Policies & Approvals
Norbital secures operational data with policies assigned to teams. Think in three layers:
- policy grants (collection + action + conditions),
- field and app redaction,
- approval gates on sensitive mutations (write-then-lock).
Policy model
Access is authored as reusable policies, not ad-hoc per-user rows:
- policy — named policy with a
grants[]array - team_policy — assigns a policy to a team
- grant —
{ collection_name, action, conditions, approval_config? }
Actions are create, read, update, and delete.
If a user belongs to multiple teams, Norbital unions effective grants across those teams. Org admins bypass policy evaluation unless impersonating.
Granular control
1. Row-level conditions
Grant conditions narrow access with template variables such as {{requestor.norbital_id}} and {{original_record.status}}. Partial matches produce reduced access — row filters merged into SQL WHERE clauses.
approval_config on a grant can use the same condition syntax to decide when a mutation
needs review — that is the only place expression-style conditions appear in workspace authoring.
2. Attribute-level redaction
Redacted fields are omitted from reads, hidden in UI, and stripped from submitted payloads.
3. App and page redaction
Apps and pages are filtered server-side so users only see navigation they are allowed to access.
Four mutation outcomes
- Direct — full access; mutation proceeds
- Reduced — row-filtered access via SQL conditions
- Gated — write applies immediately, records are stamped and locked, approval request created (write-then-lock)
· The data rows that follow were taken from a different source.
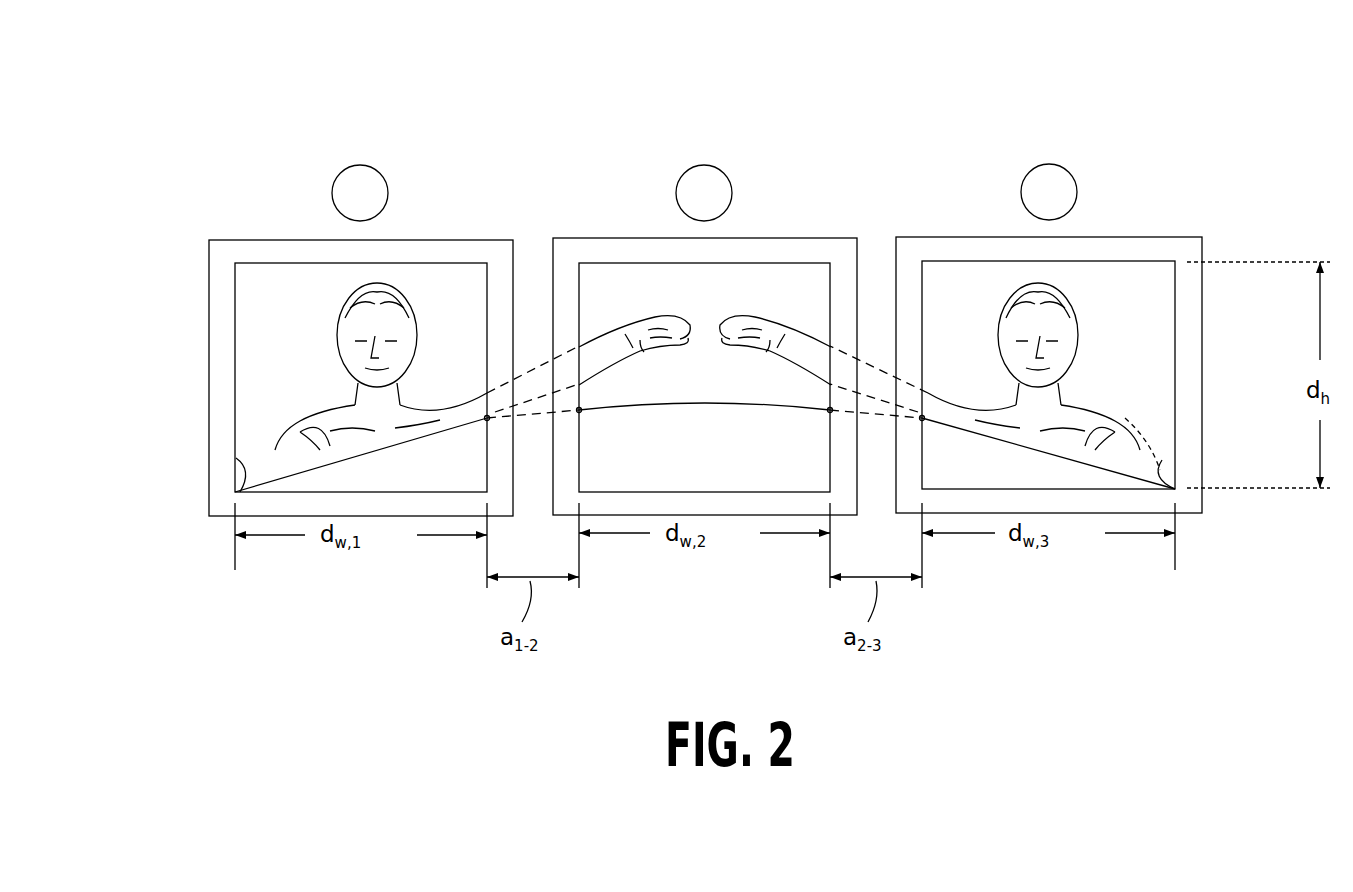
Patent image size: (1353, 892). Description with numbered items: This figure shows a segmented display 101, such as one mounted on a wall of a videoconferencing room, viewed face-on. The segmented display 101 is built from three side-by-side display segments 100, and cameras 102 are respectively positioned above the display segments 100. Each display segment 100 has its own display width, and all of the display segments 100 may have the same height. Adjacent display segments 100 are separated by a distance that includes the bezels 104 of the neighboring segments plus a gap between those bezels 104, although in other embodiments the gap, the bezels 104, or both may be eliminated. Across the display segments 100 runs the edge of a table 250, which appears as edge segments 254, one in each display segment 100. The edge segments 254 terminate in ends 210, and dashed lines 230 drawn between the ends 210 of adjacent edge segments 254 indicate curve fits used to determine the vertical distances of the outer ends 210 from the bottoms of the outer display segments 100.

The segmented display 101 is at (148, 298).
The display segments 100 is at (264, 272).
The cameras 102 is at (380, 171).
The bezels 104 is at (565, 284).
The ends of edge segments 210 is at (486, 421).
The dashed line 230 is at (530, 575).
The table 250 is at (1150, 455).
The edge segments 254 is at (236, 458).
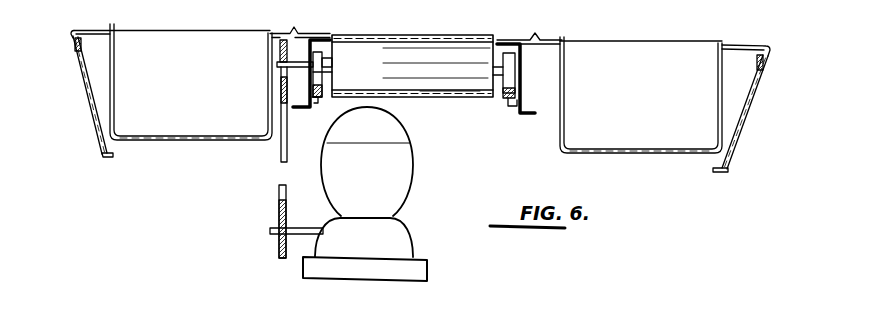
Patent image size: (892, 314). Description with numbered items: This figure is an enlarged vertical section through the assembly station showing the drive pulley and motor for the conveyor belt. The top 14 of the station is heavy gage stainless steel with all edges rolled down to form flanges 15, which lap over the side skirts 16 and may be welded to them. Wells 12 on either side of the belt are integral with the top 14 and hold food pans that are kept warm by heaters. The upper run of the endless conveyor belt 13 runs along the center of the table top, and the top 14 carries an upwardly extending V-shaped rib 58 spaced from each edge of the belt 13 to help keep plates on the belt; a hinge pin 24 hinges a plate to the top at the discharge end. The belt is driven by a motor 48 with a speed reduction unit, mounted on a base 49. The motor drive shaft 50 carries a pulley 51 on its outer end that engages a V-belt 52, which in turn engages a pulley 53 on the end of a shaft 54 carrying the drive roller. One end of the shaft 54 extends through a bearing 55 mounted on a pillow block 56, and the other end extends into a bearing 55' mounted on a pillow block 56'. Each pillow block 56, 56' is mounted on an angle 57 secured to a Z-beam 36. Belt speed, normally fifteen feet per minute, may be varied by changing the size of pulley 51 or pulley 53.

The well 12 is at (140, 138).
The endless conveyor belt 13 is at (434, 34).
The top 14 is at (99, 30).
The flange 15 is at (75, 45).
The side skirt 16 is at (90, 101).
The hinge pin 24 is at (440, 96).
The Z-beam 36 is at (293, 109).
The motor 48 is at (412, 163).
The base 49 is at (415, 278).
The motor drive shaft 50 is at (295, 229).
The pulley 51 is at (272, 246).
The V-belt 52 is at (279, 186).
The pulley 53 is at (279, 52).
The shaft 54 is at (280, 99).
The bearing 55 is at (339, 70).
The bearing 55' is at (526, 67).
The pillow block 56 is at (339, 81).
The pillow block 56' is at (491, 106).
The angle 57 is at (316, 101).
The V-shaped rib 58 is at (304, 31).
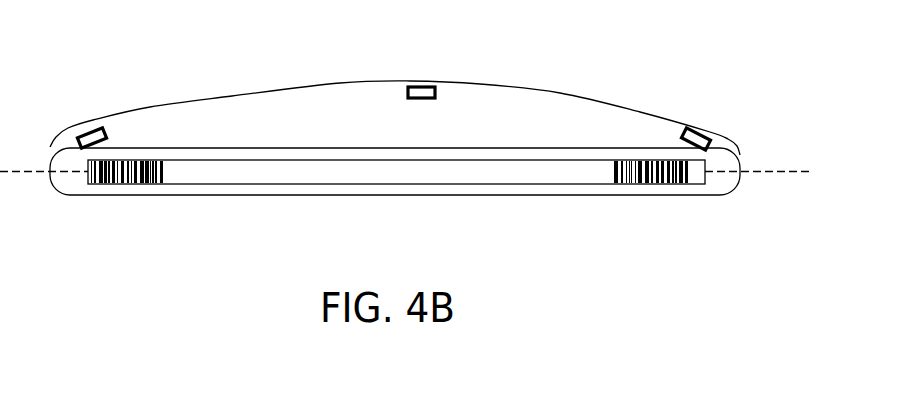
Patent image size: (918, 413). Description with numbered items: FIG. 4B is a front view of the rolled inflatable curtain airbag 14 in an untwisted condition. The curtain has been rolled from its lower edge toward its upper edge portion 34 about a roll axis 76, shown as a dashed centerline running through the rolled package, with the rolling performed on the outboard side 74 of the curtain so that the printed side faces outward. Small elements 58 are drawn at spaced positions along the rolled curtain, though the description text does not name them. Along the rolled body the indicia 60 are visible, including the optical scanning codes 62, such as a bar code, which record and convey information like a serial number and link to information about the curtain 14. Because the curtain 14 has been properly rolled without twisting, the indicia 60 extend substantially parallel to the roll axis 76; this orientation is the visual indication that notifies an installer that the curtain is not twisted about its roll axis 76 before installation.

The inflatable curtain airbag 14 is at (382, 142).
The upper edge portion 34 is at (642, 112).
The light emitting elements 58 is at (93, 129).
The indicia 60 is at (402, 189).
The optical scanning codes 62 is at (142, 185).
The outboard side 74 is at (232, 122).
The roll axis 76 is at (780, 173).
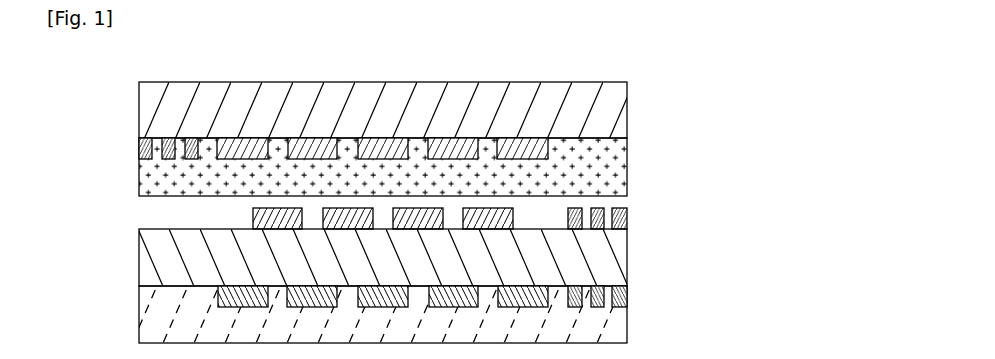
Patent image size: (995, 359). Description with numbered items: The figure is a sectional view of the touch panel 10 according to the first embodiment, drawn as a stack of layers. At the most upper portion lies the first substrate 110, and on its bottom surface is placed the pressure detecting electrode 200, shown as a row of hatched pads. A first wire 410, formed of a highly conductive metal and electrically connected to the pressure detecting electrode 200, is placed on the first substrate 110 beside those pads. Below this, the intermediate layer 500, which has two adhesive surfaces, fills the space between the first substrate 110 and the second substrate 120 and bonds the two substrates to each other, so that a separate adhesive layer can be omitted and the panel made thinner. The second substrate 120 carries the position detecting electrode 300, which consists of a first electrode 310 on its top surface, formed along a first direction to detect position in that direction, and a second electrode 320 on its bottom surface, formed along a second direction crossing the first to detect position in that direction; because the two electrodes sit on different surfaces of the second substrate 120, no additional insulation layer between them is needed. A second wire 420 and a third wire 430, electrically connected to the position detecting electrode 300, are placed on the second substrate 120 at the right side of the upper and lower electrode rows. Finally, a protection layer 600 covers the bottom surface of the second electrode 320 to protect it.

- Denied — HTTP 403 when no grant or approval path matches
The policy pipeline
On each mutation:
- Resolve policies for the user's teams and target collection/action.
- Evaluate grant conditions against request context.
- Sanitize redacted fields from the payload.
- If gated, apply the write, stamp
norbital_approval_id, create locks and an approval request.
See Approval Workflows for step nodes, supercede teams, revisions, and rollback behavior.
Recommended config order
- Define teams and seat types (Builder, Executive, User).
- Author policies with grants per collection.
- Assign policies to teams.
- Add approval configs only on mutations that need review.
- Test with preview impersonation before go live.